Les élections de mi-mandat de 2026, qui détermineront le contrôle du Congrès et de nombreux postes d’État, s’annoncent comme un test décisif pour le président Donald Trump et son parti. Alors que les primaires entrent dans leur phase la plus active à l’approche de l’été, plusieurs facteurs structurels et conjoncturels dessinent un paysage électoral complexe.

Un président affaibli mais toujours influent

Selon les derniers sondages cités par des analystes politiques, le taux d’approbation de Donald Trump est tombé à son plus bas niveau depuis le début de son second mandat. Ce déclin s’explique en partie par la gestion de la guerre au Moyen-Orient et par les difficultés économiques, un dossier qui constituait jusqu’alors un point fort de sa présidence. Ces éléments alimentent le mécontentement des électeurs et créent un environnement que les démocrates jugent favorable pour les élections de l’automne.

Pourtant, le président conserve une emprise solide sur la base républicaine. Il est intervenu directement dans plusieurs primaires pour écarter les élus qu’il considère comme insuffisamment loyaux. Le cas le plus emblématique est celui du Texas, où le sénateur républicain sortant John Cornyn affronte un défi de taille face au procureur général de l’État, Ken Paxton, que Trump a publiquement soutenu lors de la dernière semaine de campagne avant le second tour des primaires.

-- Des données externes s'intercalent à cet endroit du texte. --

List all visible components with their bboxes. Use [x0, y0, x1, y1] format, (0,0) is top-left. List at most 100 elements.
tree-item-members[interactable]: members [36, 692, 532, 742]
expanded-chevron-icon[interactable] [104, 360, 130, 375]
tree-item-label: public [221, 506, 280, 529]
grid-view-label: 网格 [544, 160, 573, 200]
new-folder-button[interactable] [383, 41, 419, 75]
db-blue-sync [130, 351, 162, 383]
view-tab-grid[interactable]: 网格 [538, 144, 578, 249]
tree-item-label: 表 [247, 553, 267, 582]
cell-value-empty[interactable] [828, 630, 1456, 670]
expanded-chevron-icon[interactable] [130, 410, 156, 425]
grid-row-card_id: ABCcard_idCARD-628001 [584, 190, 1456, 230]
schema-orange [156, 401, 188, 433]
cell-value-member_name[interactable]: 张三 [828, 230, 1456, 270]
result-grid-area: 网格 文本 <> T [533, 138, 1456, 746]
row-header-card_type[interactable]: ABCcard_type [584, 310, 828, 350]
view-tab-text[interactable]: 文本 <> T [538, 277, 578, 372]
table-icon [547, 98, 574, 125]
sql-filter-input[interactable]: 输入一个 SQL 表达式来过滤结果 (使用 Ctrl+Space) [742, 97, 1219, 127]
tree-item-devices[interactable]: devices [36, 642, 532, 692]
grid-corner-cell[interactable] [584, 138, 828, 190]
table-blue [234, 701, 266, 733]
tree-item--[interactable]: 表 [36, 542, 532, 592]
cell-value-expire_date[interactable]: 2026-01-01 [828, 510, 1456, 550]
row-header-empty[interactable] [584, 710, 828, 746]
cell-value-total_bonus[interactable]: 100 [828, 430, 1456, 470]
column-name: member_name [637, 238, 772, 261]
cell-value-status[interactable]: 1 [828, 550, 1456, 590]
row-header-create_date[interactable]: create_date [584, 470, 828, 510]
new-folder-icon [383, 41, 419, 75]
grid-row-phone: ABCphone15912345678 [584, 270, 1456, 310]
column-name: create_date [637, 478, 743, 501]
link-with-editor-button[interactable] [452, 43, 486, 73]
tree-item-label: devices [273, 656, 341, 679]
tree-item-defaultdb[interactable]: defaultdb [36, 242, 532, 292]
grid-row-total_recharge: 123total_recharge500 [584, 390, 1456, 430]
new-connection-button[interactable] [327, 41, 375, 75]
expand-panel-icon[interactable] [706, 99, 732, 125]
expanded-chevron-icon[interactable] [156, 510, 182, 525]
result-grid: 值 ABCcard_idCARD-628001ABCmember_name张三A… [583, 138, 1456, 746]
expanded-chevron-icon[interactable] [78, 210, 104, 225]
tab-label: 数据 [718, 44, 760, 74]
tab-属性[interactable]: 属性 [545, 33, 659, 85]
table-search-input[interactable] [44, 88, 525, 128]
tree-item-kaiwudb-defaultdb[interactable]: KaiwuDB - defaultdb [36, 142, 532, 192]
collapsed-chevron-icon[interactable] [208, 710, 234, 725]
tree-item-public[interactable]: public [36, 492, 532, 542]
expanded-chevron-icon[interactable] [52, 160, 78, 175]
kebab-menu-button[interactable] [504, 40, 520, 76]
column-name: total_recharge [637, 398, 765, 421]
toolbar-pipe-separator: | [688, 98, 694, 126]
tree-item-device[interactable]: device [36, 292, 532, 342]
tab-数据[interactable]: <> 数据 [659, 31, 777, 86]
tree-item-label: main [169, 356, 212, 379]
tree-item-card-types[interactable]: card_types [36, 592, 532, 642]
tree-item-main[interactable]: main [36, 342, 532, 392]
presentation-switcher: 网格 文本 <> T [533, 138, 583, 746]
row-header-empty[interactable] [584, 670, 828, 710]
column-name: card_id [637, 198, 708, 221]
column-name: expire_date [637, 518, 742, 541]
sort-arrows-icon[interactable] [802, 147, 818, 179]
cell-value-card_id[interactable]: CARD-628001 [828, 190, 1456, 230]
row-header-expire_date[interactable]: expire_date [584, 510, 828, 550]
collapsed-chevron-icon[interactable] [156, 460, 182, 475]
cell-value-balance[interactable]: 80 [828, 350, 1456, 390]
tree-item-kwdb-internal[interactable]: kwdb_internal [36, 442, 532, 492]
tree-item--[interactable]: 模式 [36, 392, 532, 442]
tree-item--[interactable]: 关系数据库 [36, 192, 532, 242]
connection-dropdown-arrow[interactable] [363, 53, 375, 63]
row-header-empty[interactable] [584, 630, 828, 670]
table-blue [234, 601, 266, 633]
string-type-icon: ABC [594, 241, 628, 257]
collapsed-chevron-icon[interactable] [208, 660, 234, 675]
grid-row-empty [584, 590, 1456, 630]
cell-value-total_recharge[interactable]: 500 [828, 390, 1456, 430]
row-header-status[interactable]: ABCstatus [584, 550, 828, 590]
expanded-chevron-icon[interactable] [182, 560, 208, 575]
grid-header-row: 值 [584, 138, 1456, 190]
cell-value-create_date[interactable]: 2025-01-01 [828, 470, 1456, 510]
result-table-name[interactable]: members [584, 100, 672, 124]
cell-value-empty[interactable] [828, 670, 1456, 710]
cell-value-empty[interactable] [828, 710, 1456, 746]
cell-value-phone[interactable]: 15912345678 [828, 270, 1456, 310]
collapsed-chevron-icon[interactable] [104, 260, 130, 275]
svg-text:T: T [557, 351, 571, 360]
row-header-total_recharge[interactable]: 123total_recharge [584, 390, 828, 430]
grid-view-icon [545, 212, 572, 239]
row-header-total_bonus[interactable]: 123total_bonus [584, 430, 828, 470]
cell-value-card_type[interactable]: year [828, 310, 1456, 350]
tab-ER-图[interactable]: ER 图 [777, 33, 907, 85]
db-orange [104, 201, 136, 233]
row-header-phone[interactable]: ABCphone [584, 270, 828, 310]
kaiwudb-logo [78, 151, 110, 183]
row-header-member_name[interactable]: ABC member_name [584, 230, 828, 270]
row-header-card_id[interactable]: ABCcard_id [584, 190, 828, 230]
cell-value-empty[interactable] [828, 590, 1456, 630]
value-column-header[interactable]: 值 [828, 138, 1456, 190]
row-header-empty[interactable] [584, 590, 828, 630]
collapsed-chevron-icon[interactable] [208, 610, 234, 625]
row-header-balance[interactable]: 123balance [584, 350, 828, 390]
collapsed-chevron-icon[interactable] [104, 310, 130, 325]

Un avantage structurel pour les républicains

Malgré la dynamique démocrate apparente, les républicains ont obtenu un avantage significatif grâce au redécoupage des circonscriptions électorales. Des décisions de justice favorables leur ont permis de redessiner les cartes des districts pour le Congrès en plein milieu de la décennie, une manœuvre rare qui renforce leurs positions dans plusieurs États clés. Ce processus, qualifié d’« inhabituel » par les observateurs, donne au parti une base solide pour défendre sa majorité à la Chambre des représentants.

En parallèle, les démocrates ont enregistré une forte participation lors des primaires tenues jusqu’à présent, un signe encourageant pour le parti, mais qui ne présage pas nécessairement du résultat final en novembre. La mobilisation de l’électorat reste un facteur crucial.

Les enjeux de politique étrangère

La guerre au Moyen-Orient occupe une place centrale dans le débat public et affecte directement la cote de popularité du président. Les critiques portent à la fois sur la gestion du conflit et sur ses conséquences économiques, notamment la hausse des prix de l’énergie. Ce dossier est devenu un angle d’attaque privilégié pour les démocrates, qui tentent de lier l’impopularité du président à celle des candidats républicains.

L’économie, un point d’interrogation

Longtemps perçue comme un atout pour Trump, la situation économique est désormais source d’inquiétude. L’inflation persistante et les incertitudes liées aux tensions commerciales affectent le pouvoir d’achat des ménages. Si les indicateurs récents montrent une légère amélioration, la perception des électeurs reste négative, comme en témoignent les enquêtes d’opinion. Les républicains tentent de contre-attaquer en mettant en avant les baisses d’impôts et la déréglementation, mais l’effet de ces mesures semble limité dans l’opinion.

Le cas du Texas : un test pour l’influence de Trump

Le second tour des primaires républicaines au Texas, prévu mardi, est considéré comme un indicateur de la capacité de Trump à imposer ses choix. L’affrontement entre John Cornyn, sénateur expérimenté, et Ken Paxton, bénéficiant du soutien présidentiel, cristallise les tensions au sein du parti. Une victoire de Paxton confirmerait l’emprise totale de Trump sur l’appareil républicain ; une défaite pourrait en revanche révéler des limites à son influence.

En résumé

À quelques mois du scrutin de novembre, les élections de mi-mandat se présentent comme un équilibre instable entre facteurs nationaux et dynamiques locales. La baisse de popularité de Trump, les conséquences de la guerre au Moyen-Orient et les difficultés économiques donnent de l’espoir aux démocrates, mais l’avantage structurel du redécoupage et la discipline de parti maintenue par le président offrent aux républicains des atouts non négligeables. Les primaires des prochaines semaines permettront de préciser les rapports de force en vue du scrutin décisif.